I agree with the previous concerns about paper work while in US waters - the US coast guards are young bastards with guns. However elsewhere (not the Caribbean though which is also US terror police domain) it's not the same. Bringing a boat into a country illegally would be nearly always risky, although you could get away with it you risk jail/deportation or losing the boat or both or maybe just a bribe depending on the country or whatnot but if you legally enter the country and buy the boat in the country then there's not much they can do other than kick you out of the country, but much less likely and less severe than sneaking you and a boat into the country. Even up north along the BC coast the enforcement level on the water, in comparison to the US coast guard is almost non existent there's tons of coast line and not very many people or cops, the Canadian Coast guard isn't even armed, they refuse to "enforce" and are primarily a life saving organisation. Good luck


----------



## Adonis (Jan 20, 2014)

The risks of entering other countries waters vary greatly on where your leaving from and heading too.

USA, Mexico, China, Japan, Germany, Russia are the most high risk that I am aware of and I am sure many others can be added.

Australia (from North American west coast) is fairly easy if you don't mind the several month journey and then weeks of island hoping... 

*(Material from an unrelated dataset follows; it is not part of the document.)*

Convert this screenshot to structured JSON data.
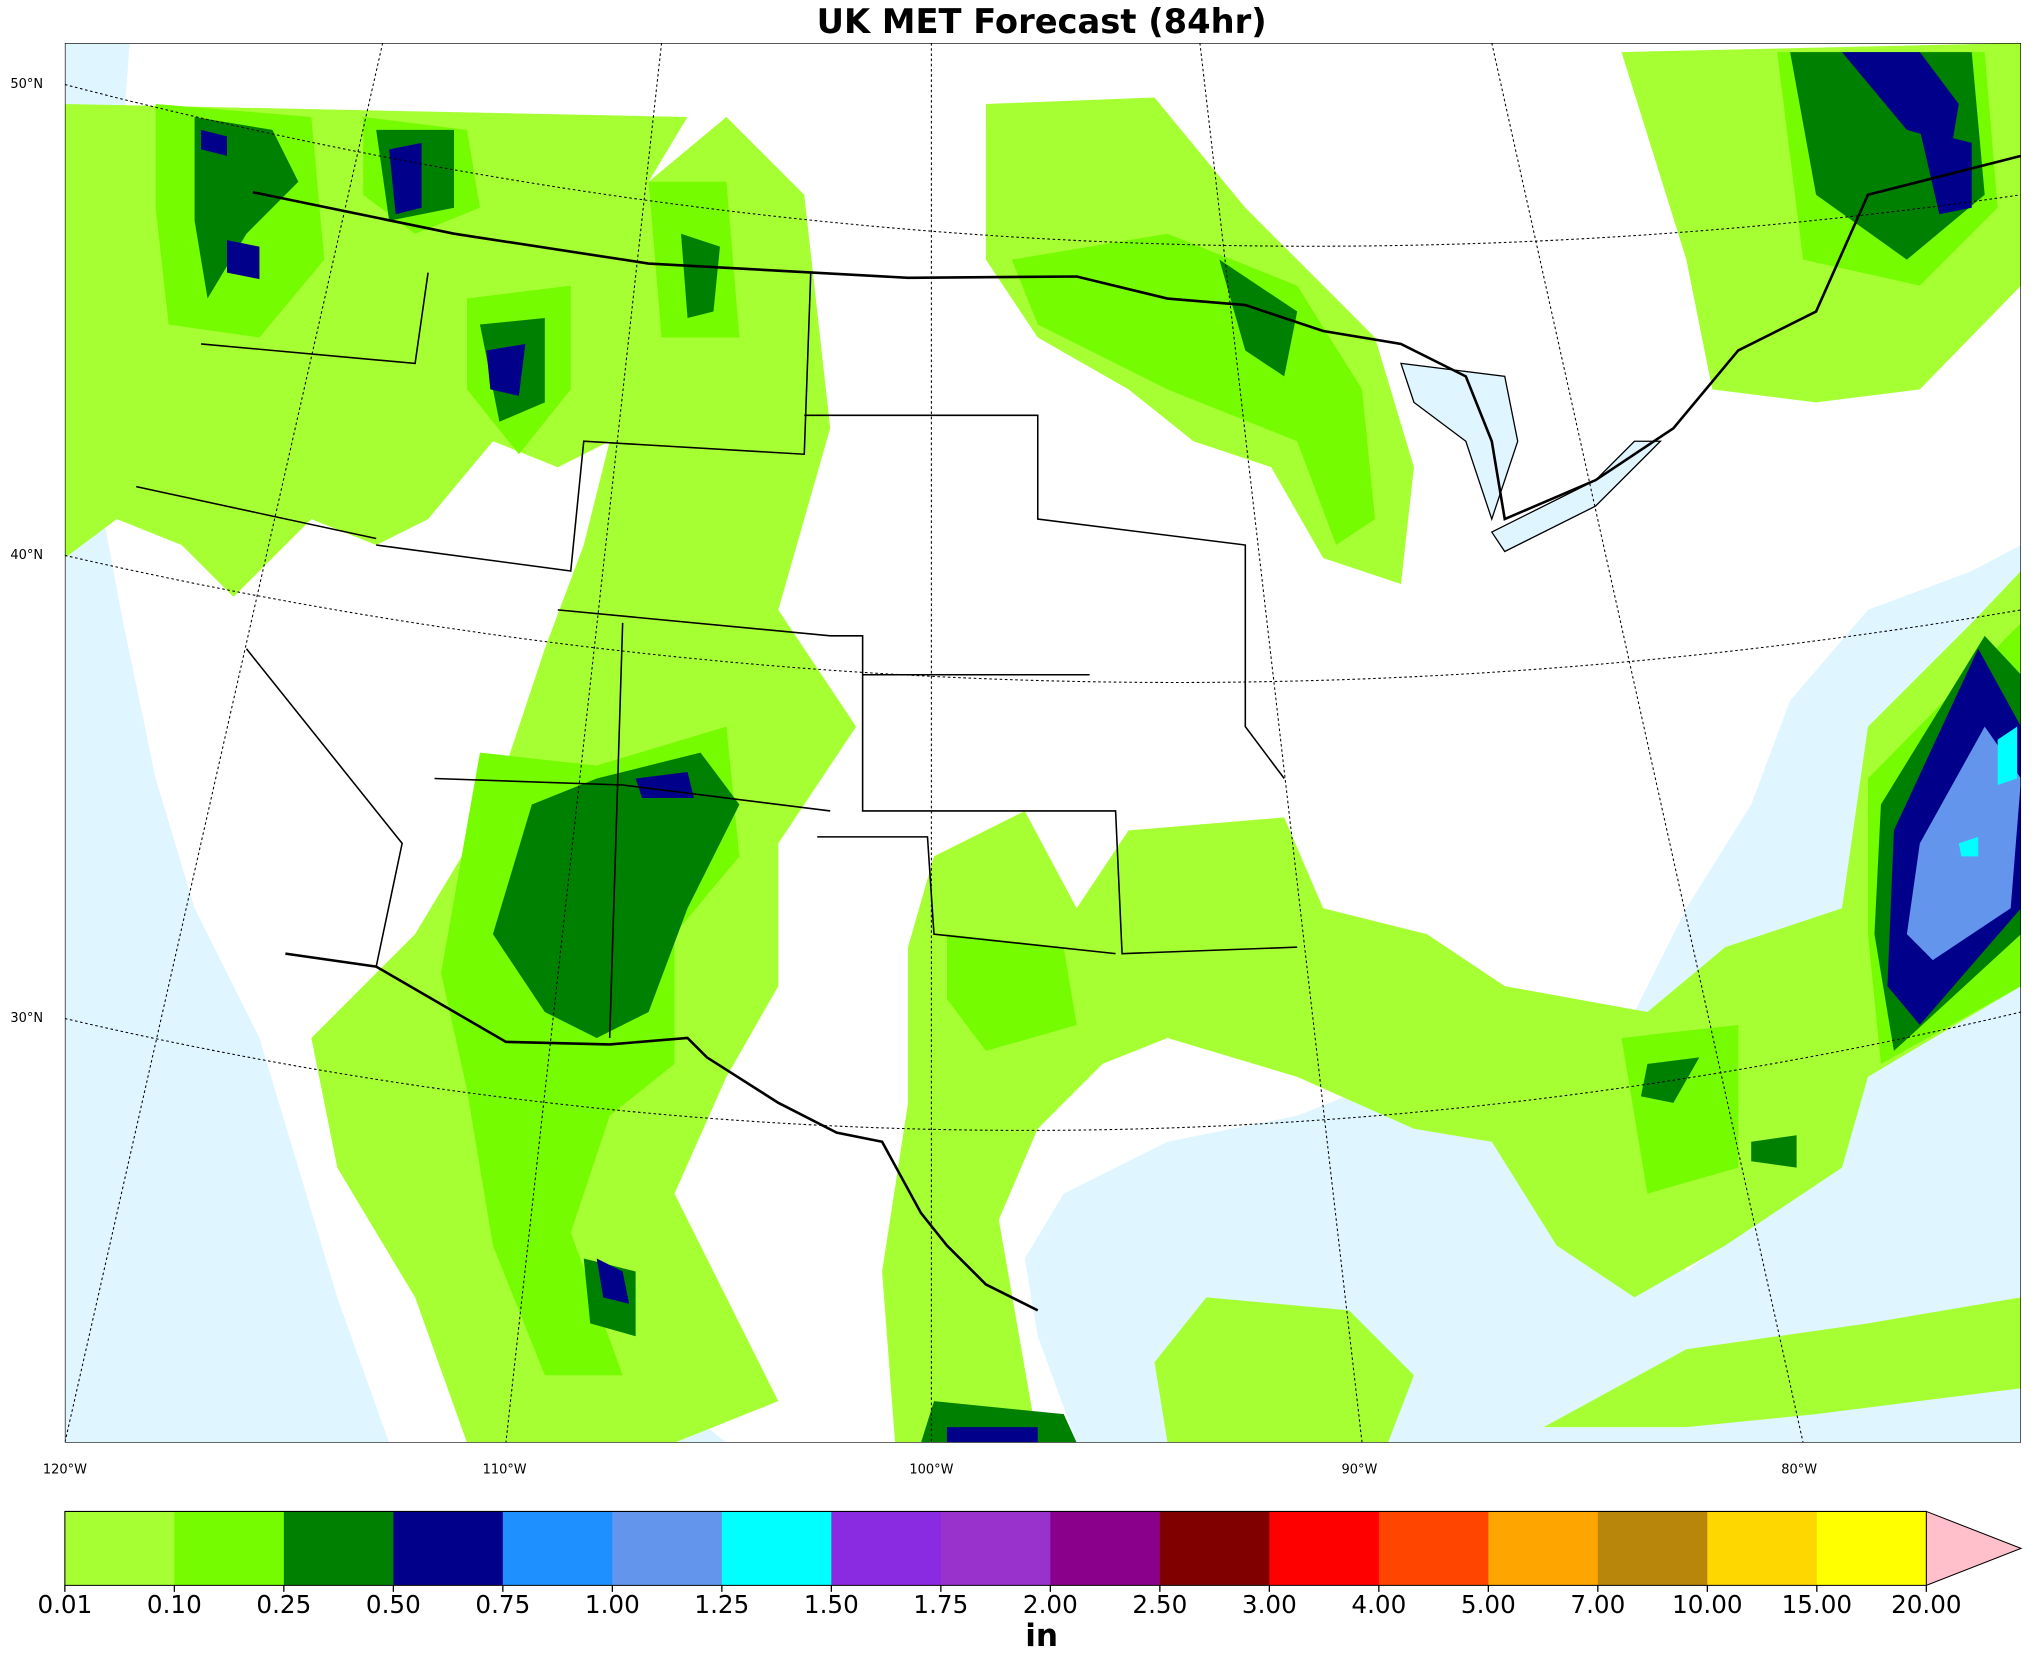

South America seems to be 50/50 and requires some study of current affairs and getting solid advice from experienced people doing/done it (more people than you think do this successfully every year). 

The Caribbean is heavily Americanized and guarded as such although it's not considered overly difficult to "sneak into" esp Jamaica as it's diplomatic and economic ties are closest to Canada..

The risks of getting caught are not the only or even main risks of illegally entering a country by sea tho, in some (most cases) it's the route/methods needed to pull it off that have the highest risk since it's usually about life & death situations..,


----------



## Deleted member 20 (Jan 20, 2014)

I am sure there is also risk of those countries takng posession of your boat once caught.


----------



## Matt Derrick (Jan 20, 2014)

tannedsails said:


> but if you legally enter the country and buy the boat in the country then there's not much they can do other than kick you out of the country, but much less likely and less severe than sneaking you and a boat into the country.



technically this isn't 100% accurate. even if you buy a boat in a country you're not a citizen of, that country can still seize your boat if they choose to.


----------



## Adonis (Jan 20, 2014)

highwayman said:


> I am sure there is also risk of those countries takng posession of your boat once caught.



Every aspect of life is full of risk, but it's also full of incredible adventures for those daring enough to risk it.


----------



## tannedsails (Jan 25, 2014)

Matt Derrick said:


> technically this isn't 100% accurate. even if you buy a boat in a country you're not a citizen of, that country can still seize your boat if they choose to.



Well yes they, if they want to take your boat away and have guns, they will. But you sneaking into a country with your boat illegally would mean nearly no legal hurdles for them to justify stealing your boat. You entering the country legally and buying property aka. a sailboat would mean them seizing your "legal" assets the same thing as taking land/house you've bought or holding a gun to you and taking your bag, shoes, wallet, bike, car and what ever they want - it happens for sure but I think probably less common than if you were to use this vehicle (aka. sailboat) for sneaking into the country. I've had 3 different friends deported from the US (and not allowed back in) for being in the country illegal for what ever reason, however the sailboat that they had bought in the US was NOT seized by the government because it was not used in the crime of sneaking into the country. Getting it back is another story and not easy either, especially if it's on the hard at the time. In most countries if your caught sneaking into the country on a boat, I doubt they would even hesitate taking the boat but if the boat has a different title than you've got a chance of your friends getting to you later or depending on the border sneaking back in and leaving with your boat.


----------



## NocturnalJoe (Feb 12, 2014)

Have the paperwork sorted out, so am not worried about that at all.


----------